Он знал, что начальница живет одна в маленькой двухкомнатной квартире, на четвертом этаже старого здания, отделанного лепниной; это здание попало в список третьестепенных архитектурных памятников, почему и оказалось даже без косметического ремонта — приобрести его, соблюдая все выкрутасы закона, было мудрено, желающих не нашлось.  Как-то в шесть утра такси развозило всех занятых в игре «беги-горожан» по домам — вот Мерлин и заметил подъезд, в который вошла Джимми.

Ему почти не приходилось бывать в этой части города. Но, подходя, он словно погружался в «дежа-вю» — многое казалось знакомым.

— Почему парикмахерская? — вдруг спросил он себя. — Тут не должно быть парикмахерской… Почему трамвайная остановка на углу?

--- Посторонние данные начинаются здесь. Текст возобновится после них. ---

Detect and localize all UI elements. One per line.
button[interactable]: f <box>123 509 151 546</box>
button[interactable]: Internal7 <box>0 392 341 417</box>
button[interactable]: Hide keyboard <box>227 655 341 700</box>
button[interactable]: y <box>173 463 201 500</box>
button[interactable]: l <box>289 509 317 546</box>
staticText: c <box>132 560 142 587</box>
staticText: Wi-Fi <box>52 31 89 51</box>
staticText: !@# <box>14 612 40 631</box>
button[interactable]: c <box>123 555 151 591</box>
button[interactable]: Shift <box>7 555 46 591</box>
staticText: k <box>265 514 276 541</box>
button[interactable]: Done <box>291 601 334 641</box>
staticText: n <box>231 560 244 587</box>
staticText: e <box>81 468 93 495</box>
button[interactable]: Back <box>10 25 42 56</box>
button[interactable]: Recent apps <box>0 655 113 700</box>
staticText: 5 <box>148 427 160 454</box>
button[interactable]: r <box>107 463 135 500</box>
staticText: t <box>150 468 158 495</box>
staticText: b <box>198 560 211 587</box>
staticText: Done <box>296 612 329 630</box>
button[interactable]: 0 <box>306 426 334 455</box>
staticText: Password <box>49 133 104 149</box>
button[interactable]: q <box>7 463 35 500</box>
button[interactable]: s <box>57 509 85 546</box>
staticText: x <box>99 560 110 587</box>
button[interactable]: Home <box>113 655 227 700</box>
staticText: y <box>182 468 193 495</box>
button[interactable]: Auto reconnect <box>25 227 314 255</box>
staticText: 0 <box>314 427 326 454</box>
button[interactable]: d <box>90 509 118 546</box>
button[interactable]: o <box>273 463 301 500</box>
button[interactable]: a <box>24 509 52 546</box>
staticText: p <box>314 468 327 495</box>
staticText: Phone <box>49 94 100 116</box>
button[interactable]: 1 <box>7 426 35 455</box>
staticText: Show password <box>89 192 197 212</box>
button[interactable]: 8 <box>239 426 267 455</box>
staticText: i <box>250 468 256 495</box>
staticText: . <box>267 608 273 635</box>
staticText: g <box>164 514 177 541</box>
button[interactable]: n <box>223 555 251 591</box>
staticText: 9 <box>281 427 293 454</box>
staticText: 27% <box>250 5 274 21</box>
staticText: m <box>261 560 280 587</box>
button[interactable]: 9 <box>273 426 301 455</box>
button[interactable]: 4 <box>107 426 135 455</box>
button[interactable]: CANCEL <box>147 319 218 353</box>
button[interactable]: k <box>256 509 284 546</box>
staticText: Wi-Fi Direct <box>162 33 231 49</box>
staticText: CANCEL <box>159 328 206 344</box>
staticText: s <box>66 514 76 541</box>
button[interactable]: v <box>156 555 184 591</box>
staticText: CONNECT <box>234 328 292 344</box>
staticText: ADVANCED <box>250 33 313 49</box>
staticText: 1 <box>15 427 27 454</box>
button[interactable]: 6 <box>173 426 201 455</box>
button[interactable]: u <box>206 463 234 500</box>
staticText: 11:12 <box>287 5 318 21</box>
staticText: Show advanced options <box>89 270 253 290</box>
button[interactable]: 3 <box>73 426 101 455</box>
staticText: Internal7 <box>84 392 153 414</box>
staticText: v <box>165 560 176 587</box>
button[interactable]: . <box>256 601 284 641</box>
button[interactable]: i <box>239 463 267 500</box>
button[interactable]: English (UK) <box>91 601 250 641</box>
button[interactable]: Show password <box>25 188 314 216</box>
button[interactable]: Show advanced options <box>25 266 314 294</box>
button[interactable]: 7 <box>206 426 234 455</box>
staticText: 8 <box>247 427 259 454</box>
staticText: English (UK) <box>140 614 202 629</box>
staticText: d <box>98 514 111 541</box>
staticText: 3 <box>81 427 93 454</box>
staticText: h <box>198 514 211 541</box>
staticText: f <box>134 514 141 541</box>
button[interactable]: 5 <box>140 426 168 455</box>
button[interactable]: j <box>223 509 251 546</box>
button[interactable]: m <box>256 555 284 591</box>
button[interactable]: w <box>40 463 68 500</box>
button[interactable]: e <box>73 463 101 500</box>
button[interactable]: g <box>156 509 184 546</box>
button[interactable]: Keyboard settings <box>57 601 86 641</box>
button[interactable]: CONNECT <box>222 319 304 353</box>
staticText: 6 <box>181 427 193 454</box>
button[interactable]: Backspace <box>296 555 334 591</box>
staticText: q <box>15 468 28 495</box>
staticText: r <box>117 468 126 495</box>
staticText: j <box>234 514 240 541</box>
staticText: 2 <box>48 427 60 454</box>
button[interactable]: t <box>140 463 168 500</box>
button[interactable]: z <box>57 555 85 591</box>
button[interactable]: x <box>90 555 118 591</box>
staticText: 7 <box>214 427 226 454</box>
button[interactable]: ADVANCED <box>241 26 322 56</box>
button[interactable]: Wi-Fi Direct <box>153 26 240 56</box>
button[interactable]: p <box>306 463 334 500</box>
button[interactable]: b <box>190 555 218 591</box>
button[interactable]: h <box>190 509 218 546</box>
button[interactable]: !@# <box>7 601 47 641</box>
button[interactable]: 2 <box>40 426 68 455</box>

Остальное не вызывало раздражения — с остальным все было в порядке.

Мерлин прогулялся взад-вперед у подъезда, потом вошел. Подъезд был именно такой, каким он за секунду до того померещился, — выложенный сине-желтыми изразцами. На площадках между этажами в угол возле высокого окна было встроено деревянное сиденье — для тех, кто на старости лет вынужден тащиться на шестой этаж без лифта. Ноги сами понесли вверх. Дойдя до третьего этажа, Мерлин остановился, подумал, и спустился к сиденью между первым и вторым.

Он не собирался просидеть там всю ночь, он вообще ничего не собирался… просто вот сел и сидел…

Минут через двадцать наверху хлопнула дверь, кто-то неторопливо пошел вниз. Мерлин не думал, что это мог бы быть мужчина, который увез Джимми, он вообще ничего не думал.

Но это оказался именно тот мужчина. Он шел задумчиво, глядя себе под ноги, и не обратил внимания на Мерлина. А Мерлин уставился ему уже не в лицо, а в затылок.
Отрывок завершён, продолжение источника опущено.